Я могла бы, после этих ужасных воспоминаний, рассказать что-нибудь поотраднее… Вот вспоминается мне великолепный вечер 19 мая. Я была у сестер на Северной; возвращалась я назад через бухту на катере с А. П. Стахович. Так было хорошо! Море как зеркало, пальбы почти никакой; в воздухе что-то приятное, успокоительное. И вот, зайдя на минуту в Собрание, я пошла домой, чтобы хорошенько отдохнуть, но сейчас же приходит почти вслед за мной сестра Степанова и говорит, что меня просят сейчас же идти в Собрание. Иду поспешно, не понимая, зачем меня зовут; ведь я только что ушла оттуда. И первая сестра, которая меня встретила, говорит: «Творогова сейчас принесли сюда; он ранен в грудь с левой стороны навылет».
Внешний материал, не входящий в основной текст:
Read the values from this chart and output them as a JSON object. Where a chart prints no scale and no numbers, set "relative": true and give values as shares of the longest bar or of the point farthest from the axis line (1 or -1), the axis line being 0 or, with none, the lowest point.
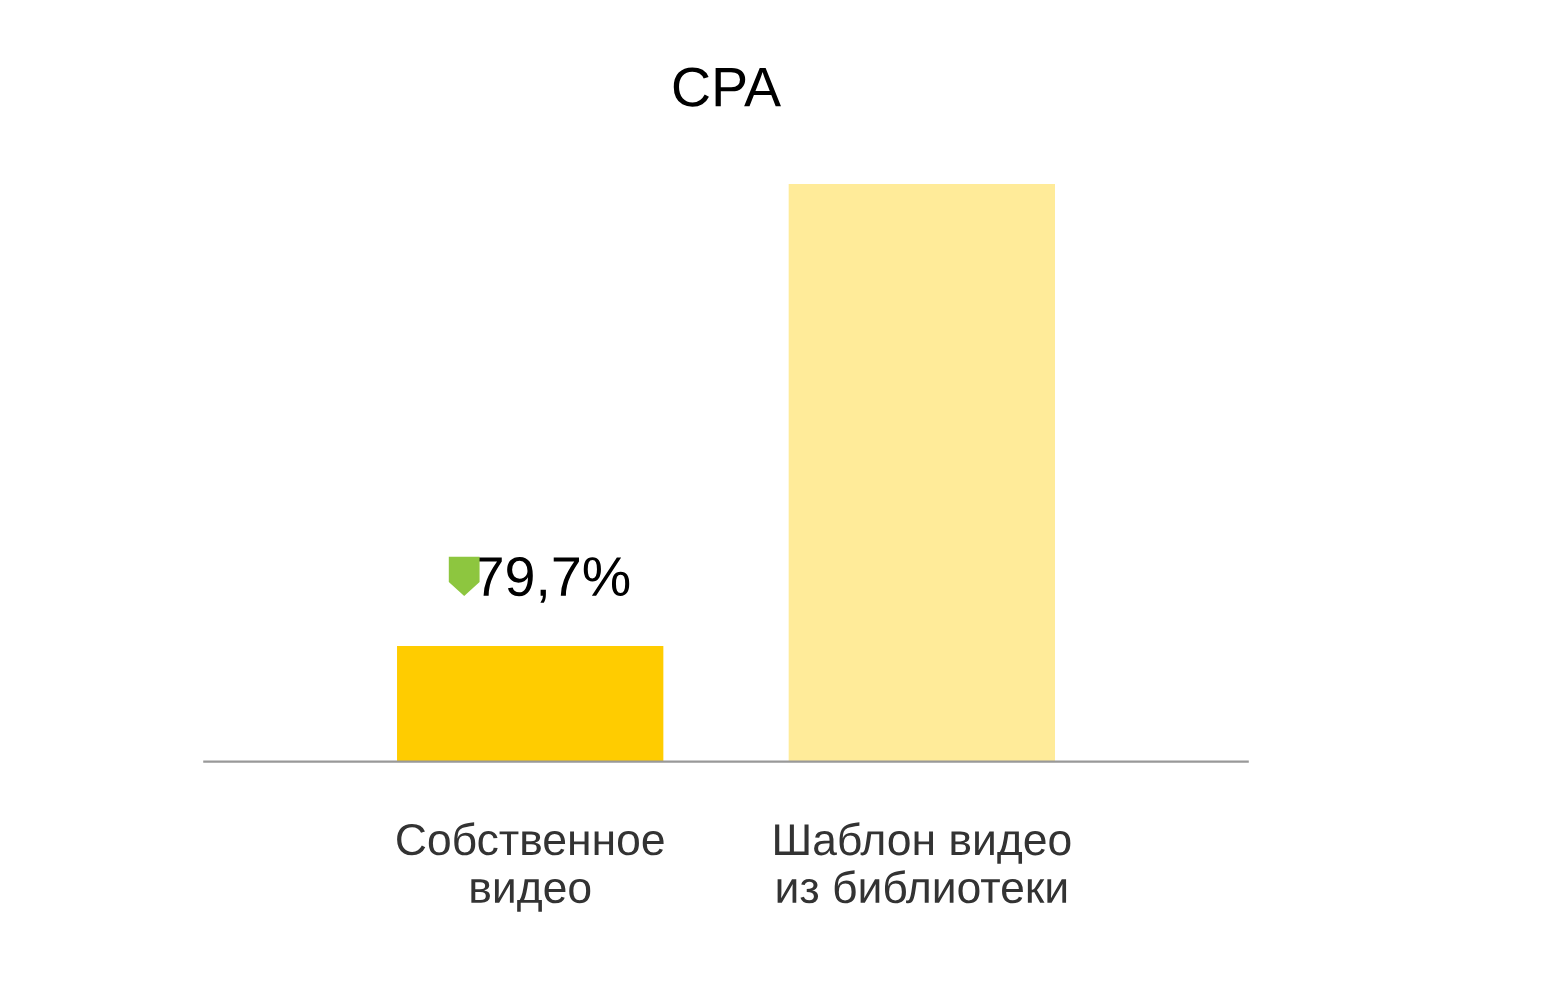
{
  "chart_data": {
    "type": "bar",
    "title": "CPA",
    "relative": true,
    "categories": [
      "Собственное\nвидео",
      "Шаблон видео\nиз библиотеки"
    ],
    "values": [
      0.2,
      1
    ],
    "colors": [
      "#ffcc00",
      "#ffeb99"
    ],
    "annotations": [
      {
        "text": "79,7%",
        "x": "Собственное\nвидео",
        "y": 0.2
      }
    ],
    "grid": false,
    "legend": false
  }
}
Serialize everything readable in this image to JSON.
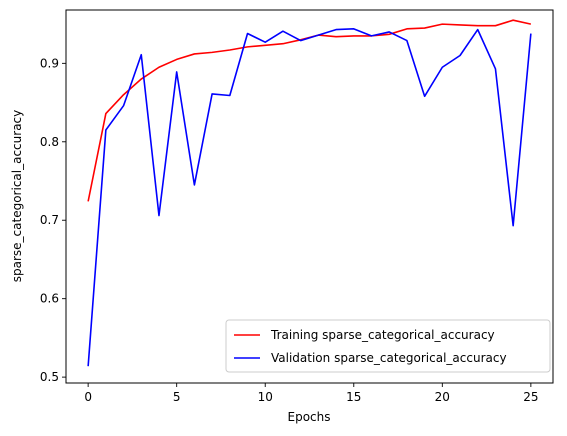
{
  "chart_data": {
    "type": "line",
    "title": "",
    "xlabel": "Epochs",
    "ylabel": "sparse_categorical_accuracy",
    "xlim": [
      -1.25,
      26.25
    ],
    "ylim": [
      0.4925,
      0.968
    ],
    "xticks": [
      0,
      5,
      10,
      15,
      20,
      25
    ],
    "yticks": [
      0.5,
      0.6,
      0.7,
      0.8,
      0.9
    ],
    "xtick_labels": [
      "0",
      "5",
      "10",
      "15",
      "20",
      "25"
    ],
    "ytick_labels": [
      "0.5",
      "0.6",
      "0.7",
      "0.8",
      "0.9"
    ],
    "legend_position": "bottom-right",
    "grid": false,
    "x": [
      0,
      1,
      2,
      3,
      4,
      5,
      6,
      7,
      8,
      9,
      10,
      11,
      12,
      13,
      14,
      15,
      16,
      17,
      18,
      19,
      20,
      21,
      22,
      23,
      24,
      25
    ],
    "series": [
      {
        "name": "Training sparse_categorical_accuracy",
        "color": "#ff0000",
        "values": [
          0.724,
          0.836,
          0.86,
          0.88,
          0.895,
          0.905,
          0.912,
          0.914,
          0.917,
          0.921,
          0.923,
          0.925,
          0.93,
          0.936,
          0.934,
          0.935,
          0.935,
          0.937,
          0.944,
          0.945,
          0.95,
          0.949,
          0.948,
          0.948,
          0.955,
          0.95
        ]
      },
      {
        "name": "Validation sparse_categorical_accuracy",
        "color": "#0000ff",
        "values": [
          0.514,
          0.815,
          0.846,
          0.911,
          0.706,
          0.889,
          0.745,
          0.861,
          0.859,
          0.938,
          0.927,
          0.941,
          0.929,
          0.936,
          0.943,
          0.944,
          0.935,
          0.94,
          0.929,
          0.858,
          0.895,
          0.91,
          0.943,
          0.893,
          0.693,
          0.938
        ]
      }
    ]
  }
}
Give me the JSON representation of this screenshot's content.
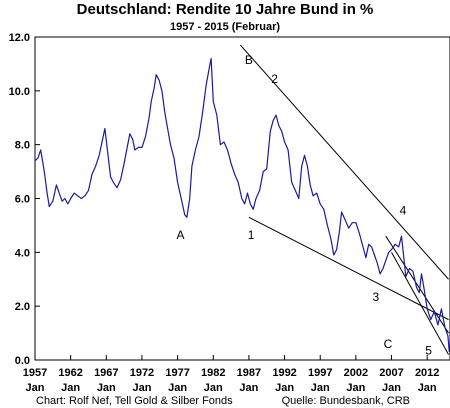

Он был страшно бледен и так слаб, что насилу мне ответил. Прежде чем я пришла, он уже исповедовался и причастился. У нас постоянно дежурили тоже священники, имея при себе запасные дары. Я не имела никакой надежды и всю ночь в полутемной комнате просидела подле него, прислушиваясь с напряженным вниманием к его дыханию, ожидая ежеминутно последнего его вздоха. Но к утру он стал не так бледен и слаб и отвечал мне в полной памяти. Но я все-таки не решилась 21-го, в именины великой княгини, ехать на Северную, где начальница, сестры и доктора справляли праздник основательницы нашей общины. Итак, я не знаю, кто и что там было. Я боялась оставить моего раненого, так как положение его было очень опасно, хотя на третий день Николай Иванович и все доктора начали подавать надежду на его выздоровление. Ухаживать за ним мне было очень удобно, так как он и еще некоторые раненые офицеры оставались в доме Собрания, хотя и был особенный офицерский госпиталь в Екатерининском дворце.